Nous partons du constat suivant : avec quarante-deux régimes différents, notre système est injuste. Lorsqu’ils partent à la retraite, les Français n’ont pas tous les mêmes droits. Notre système est en outre illisible : en moyenne, chaque Français est affilié à plus de trois régimes différents. Notre système est également instable. Enfin, il est impossible de le piloter. C’est vous qui le dites ! Ce n’est pas donc pas une nouvelle réforme qui a été engagée mais bien la construction d’un nouveau régime de retraites, reposant sur un grand principe, l’universalité des droits, et sur une volonté politique forte, permettre que les retraites soient plus simples, plus justes, pour tous les Français. Ils en ont déjà assez vu ! Il nous faut également être particulièrement attentifs aux enjeux des nouvelles solidarités. Cette réforme doit conforter notre système de retraites et lui permettre de s’adapter aux enjeux de la société française de demain. Et d’aujourd’hui, non ? Elle doit permettre, en construisant un système plus solide et plus solidaire, de garantir une retraite aux plus jeunes. Je tiens également à rassurer les retraités actuels : ils ne sont absolument pas concernés par la réforme, et la transition sera très progressive. (Exclamations sur les bancs du groupe FI.) S’il vous plaît, mes chers collègues. Ce matin, nous avons proposé aux partenaires sociaux des thèmes à examiner lors de la prochaine étape : les modalités de transition du système actuel vers le système universel, la question de l’âge de départ, et l’organisation financière et institutionnelle du système universel. Le temps de la retraite étant un temps long, nous sommes très attachés à cette phase d’échange ; je tiens à rappeler que l’ensemble des partenaires sociaux se sont engagés à poursuivre la concertation dans les semaines à venir. (Applaudissements sur plusieurs bancs du groupe LaREM et sur quelques bancs du groupe LaREM.)
La parole est à M. Fabien Roussel, pour le groupe de la Gauche démocrate et républicaine. Monsieur le Premier ministre, ils étaient hier des dizaines de milliers de salariés et de retraités à manifester leur colère – et il y a tous ceux qui souffrent en silence. Cela ne vous empêche pas de programmer de nouvelles baisses de pouvoir d’achat dans le projet de budget pour 2019 : gel des pensions et des prestations sociales, gel des salaires des fonctionnaires, gel du salaire minimum, gel des dotations aux communes et au logement, nouvelle hausse des taxes sur les carburants et sur le tabac, et des frais de santé qui n’arrêtent pas d’augmenter. De même que le coût des mutuelles ! Même les territoires d’outre-mer risquent d’être mis à contribution !
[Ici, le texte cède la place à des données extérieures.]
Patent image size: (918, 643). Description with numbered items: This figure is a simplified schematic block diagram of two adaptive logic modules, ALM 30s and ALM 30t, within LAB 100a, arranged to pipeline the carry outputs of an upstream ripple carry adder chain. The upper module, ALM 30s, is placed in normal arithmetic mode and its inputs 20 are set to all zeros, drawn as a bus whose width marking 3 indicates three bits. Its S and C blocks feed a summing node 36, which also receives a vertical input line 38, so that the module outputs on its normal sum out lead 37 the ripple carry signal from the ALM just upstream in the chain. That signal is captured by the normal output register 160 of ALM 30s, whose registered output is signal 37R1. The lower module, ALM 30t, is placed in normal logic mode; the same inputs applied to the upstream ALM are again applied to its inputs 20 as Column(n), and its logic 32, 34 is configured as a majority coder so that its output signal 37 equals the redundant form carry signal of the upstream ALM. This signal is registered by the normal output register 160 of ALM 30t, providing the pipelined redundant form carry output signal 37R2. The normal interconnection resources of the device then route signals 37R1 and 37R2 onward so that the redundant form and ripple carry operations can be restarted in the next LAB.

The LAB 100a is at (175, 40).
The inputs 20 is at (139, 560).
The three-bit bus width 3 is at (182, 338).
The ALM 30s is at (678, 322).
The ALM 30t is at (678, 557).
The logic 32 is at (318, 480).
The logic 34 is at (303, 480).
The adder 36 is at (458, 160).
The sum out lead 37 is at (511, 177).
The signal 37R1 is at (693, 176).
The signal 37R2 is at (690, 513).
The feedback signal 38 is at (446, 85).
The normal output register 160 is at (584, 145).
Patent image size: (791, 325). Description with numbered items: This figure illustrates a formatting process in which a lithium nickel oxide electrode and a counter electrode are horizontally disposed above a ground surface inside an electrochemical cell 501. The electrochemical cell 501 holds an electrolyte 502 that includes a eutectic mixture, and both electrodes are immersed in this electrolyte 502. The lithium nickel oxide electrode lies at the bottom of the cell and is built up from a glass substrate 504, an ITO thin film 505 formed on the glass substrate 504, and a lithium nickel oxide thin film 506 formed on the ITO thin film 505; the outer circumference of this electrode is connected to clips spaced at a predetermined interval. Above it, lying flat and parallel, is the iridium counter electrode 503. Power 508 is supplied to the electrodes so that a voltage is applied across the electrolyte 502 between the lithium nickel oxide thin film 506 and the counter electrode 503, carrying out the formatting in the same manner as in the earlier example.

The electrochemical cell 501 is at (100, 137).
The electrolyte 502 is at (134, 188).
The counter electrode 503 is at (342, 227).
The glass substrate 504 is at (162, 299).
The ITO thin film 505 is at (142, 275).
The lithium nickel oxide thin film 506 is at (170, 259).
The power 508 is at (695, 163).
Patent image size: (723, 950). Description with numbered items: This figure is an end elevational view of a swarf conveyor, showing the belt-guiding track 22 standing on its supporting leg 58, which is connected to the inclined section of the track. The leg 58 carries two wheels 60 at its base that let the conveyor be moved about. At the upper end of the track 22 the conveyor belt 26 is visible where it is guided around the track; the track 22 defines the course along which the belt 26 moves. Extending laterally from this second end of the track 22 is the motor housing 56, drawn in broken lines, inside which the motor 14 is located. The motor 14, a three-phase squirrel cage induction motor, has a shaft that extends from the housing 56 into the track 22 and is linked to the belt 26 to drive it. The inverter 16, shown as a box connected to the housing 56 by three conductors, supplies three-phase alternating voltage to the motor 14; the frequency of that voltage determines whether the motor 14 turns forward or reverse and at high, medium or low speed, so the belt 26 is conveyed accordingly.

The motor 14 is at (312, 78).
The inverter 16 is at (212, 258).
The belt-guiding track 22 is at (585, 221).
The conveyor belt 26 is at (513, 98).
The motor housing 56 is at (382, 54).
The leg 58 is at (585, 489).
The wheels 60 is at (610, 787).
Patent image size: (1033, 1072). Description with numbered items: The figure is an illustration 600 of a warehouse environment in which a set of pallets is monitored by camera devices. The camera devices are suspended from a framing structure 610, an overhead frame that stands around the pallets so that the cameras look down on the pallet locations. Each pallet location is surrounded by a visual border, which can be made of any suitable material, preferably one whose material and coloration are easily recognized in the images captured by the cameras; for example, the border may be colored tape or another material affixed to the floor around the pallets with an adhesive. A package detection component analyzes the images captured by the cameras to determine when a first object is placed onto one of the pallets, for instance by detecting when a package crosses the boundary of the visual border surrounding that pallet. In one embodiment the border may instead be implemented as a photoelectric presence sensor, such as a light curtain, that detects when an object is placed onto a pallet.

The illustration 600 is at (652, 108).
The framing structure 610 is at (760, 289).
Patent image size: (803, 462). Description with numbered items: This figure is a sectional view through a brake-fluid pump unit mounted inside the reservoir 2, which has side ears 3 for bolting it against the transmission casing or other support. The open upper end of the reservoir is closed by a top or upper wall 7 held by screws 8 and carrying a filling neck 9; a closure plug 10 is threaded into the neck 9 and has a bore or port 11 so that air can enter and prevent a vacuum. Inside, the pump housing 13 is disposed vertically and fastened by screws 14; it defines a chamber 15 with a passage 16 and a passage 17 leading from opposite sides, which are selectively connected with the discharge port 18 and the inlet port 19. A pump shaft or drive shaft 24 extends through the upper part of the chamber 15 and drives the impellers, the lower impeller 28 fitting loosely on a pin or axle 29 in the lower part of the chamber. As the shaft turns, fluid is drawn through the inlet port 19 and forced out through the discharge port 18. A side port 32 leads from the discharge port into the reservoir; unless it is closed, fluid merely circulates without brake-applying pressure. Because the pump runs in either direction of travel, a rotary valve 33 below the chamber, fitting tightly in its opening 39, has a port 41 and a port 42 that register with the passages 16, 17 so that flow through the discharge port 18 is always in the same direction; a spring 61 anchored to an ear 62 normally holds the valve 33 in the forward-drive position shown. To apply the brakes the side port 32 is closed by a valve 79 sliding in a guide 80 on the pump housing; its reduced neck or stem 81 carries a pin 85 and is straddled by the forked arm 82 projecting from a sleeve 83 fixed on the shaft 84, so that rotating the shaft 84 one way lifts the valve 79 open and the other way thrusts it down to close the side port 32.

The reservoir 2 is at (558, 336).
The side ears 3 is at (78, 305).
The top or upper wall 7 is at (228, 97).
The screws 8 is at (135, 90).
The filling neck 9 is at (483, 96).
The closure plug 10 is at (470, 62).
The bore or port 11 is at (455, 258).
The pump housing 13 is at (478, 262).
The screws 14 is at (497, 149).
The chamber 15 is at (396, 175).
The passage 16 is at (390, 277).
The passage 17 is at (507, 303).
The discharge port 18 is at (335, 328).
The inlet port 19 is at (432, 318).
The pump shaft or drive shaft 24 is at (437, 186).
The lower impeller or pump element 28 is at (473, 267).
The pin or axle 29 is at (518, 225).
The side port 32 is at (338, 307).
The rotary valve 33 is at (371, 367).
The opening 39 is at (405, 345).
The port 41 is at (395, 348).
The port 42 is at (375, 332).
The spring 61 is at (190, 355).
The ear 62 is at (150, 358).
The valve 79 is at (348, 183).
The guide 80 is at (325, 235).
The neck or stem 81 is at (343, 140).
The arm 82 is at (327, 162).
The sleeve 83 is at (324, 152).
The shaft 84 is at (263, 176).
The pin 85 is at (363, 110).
Hier, les députés communistes ont, avec d’autres, déposé un amendement visant à rétablir la demi-part supplémentaire pour les personnes âgées vivant seules. « Impossible ! Ça coûterait 1 milliard d’euros : c’est trop cher », nous a-t-on répondu.
Mais quand, dans ce projet de budget pour 2019, vous décidez de faire encore des cadeaux aux plus riches, vous croyez pas que ça coûte cher aussi ? La niche Copé, par exemple, elle coûte 7 milliards d’euros : c’est pas cher, ça ? Et le crédit d’impôt pour la compétitivité et l’emploi, qui sera versé deux fois cette année, pour un coût total de 40 milliards d’euros, c’est pas cher, ça ? Et les dividendes qui, avec la
flat tax , n’ont jamais été si peu taxés, ça coûte pas cher, ça ? Ça coûte au moins 900 millions d’euros !
Mais les 358 000 Français les plus riches, qui payaient l’impôt de solidarité sur la fortune, vont, eux, encore bénéficier de vos largesses. Ils ont pourtant accumulé un patrimoine total de 1 028 milliards d’euros, soit 50 % de notre produit intérieur brut. Où sont passées l’égalité et la fraternité, valeurs indissociables de notre République ?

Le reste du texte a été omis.